Le Jihad du verbe et de la communication joue à plein car les Frères adoptent volontiers la séduction postmoderne. AJ+ est de ce point de vue l’exemple emblématique d’une porosité totale aux problématiques sociétales, postmodernes (féminismes, LGBTQI etc.) qui captivent un public jeune pour réaliser une conquête progressive des esprits. Le produit d’appel est parfait : captation, séduction, propédeutique par l’héroïsation de figures musulmanes, conviction, conversion. L’entrisme le plus inquiétant est l’entrisme des consciences. Peupler l’absence de récit imposé par l’Occident déraciné, sans mémoire, par un récit nouveau, de nouveaux héros, un nouveau peuple.
Davos et Damas contre Demos
Le problème est bien là. Tout dans l’Occident postmoderne contribue à créer un nouveau peuple. Immigration incontrôlée, archipellisation ethnique décrite par Jérôme Fourquet, Grand remplacement surtout déploré par Renaud Camus, périphérisation croissante du peuple indigène décrite par Christophe Guilluy : ce phénomène d’une ampleur inouïe et tragique contribue à créer un terreau ethnique, sociologique, culturel, verbal favorable à la pénétration des Frères musulmans. Introduire un nouveau lexique (halal/haram), de nouveaux mythes (le converti, le « Jihadiste » parti en Syrie), de nouvelles géographies urbaines (la langue arabe en devanture des magasins ), préférer dans des décisions judiciaires iniques le peuple de substitution au Demos.
Tous les politiques publiques sont au service de ce peuple de substitution : les politiques de la ville, les politiques d’accueil, les politiques sociales constituent la manifestation de l’altérocratie, le gouvernement de l’autre, par l’autre pour l’autre. Les Frères musulmans savent bien cela et ils mènent calmement leur stratégie inspirée par La Stratégie de l’Action Islamique Culturelle à l’extérieur du Monde islamique adoptée par la 9ème Conférence islamique à Doha en 2000, sous l’égide de l’OCI, de l’ISESCO, cela devant les politiques apeurés, spectateurs de leur propre destitution à venir et surtout complices effarés et paralysés de cette submersion du Demos qui devient étranger chez lui.
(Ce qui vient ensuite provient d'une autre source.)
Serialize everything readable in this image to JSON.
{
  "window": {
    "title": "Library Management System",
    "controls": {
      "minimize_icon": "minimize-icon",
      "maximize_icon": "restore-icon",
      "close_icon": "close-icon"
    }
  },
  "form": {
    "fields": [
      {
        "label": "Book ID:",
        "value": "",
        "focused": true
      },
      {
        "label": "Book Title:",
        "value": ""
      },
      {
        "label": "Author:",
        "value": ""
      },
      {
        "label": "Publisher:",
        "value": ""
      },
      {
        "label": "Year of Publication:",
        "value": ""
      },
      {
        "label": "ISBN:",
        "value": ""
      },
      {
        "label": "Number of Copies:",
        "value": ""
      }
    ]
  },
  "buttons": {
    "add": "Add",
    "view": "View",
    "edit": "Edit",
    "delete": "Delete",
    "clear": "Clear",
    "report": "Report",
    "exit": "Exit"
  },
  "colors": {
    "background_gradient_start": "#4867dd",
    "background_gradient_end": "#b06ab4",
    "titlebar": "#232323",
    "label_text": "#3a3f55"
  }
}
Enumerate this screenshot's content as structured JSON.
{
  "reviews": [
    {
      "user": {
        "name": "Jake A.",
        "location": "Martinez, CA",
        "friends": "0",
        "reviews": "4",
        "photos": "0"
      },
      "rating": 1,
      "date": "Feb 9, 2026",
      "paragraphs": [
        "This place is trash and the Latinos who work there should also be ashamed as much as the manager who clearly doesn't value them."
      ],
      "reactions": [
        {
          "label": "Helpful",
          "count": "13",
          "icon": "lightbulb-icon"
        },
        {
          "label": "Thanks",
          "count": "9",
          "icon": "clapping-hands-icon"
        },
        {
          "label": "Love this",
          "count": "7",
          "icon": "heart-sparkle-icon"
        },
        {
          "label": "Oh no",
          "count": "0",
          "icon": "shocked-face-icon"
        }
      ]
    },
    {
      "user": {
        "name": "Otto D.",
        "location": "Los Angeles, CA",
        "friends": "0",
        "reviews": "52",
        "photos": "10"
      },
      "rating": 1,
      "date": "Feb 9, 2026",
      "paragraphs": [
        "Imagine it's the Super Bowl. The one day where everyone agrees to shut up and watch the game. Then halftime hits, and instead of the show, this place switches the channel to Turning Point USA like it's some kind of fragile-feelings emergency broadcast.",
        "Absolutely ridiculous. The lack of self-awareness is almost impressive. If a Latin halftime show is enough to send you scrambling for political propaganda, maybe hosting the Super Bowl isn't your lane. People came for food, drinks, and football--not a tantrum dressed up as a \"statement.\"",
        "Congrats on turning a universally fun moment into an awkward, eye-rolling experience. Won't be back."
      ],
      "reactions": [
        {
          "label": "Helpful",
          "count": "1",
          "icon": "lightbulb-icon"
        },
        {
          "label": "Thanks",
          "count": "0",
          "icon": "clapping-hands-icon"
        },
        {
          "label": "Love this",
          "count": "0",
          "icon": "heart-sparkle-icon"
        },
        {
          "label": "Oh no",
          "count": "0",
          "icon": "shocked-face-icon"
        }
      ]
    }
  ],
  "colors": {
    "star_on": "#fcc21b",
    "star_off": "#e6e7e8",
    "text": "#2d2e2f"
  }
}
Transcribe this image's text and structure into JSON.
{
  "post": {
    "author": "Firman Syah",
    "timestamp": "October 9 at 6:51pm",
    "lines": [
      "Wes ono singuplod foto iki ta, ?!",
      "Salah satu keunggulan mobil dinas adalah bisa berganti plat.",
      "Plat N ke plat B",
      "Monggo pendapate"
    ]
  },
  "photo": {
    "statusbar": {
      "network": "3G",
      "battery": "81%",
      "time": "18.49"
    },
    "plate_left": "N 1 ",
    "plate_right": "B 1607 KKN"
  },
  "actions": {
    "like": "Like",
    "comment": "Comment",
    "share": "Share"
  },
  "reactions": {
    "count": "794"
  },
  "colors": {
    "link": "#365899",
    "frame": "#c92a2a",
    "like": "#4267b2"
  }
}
Ces propos sortent clairement des propos du remarquable ouvrage d’Alexandre del Valle et d’Emmanuel Razavi. Mais nous souhaitions montrer que leur ouvrage est essentiel car il soulève les questions politiques de demain. Un projet alternatif à l’Occident, à son identité politique (monarchique ou républicaine), à son identité spirituelle est en train de voir le jour et de prendre position, efficacement et fermement, ici, chez nous…
Ce « Projet » décrit par le livre appelle un projet de combat, de combat intellectuel, politique, civilisationnel. En dehors d’être une mine d’information d’une précision remarquable, le Projet d’Alexandre del Valle et d’Emmanuel Razavi donne de la force pour mener, chacun à notre manière, ce combat pour notre civilisation.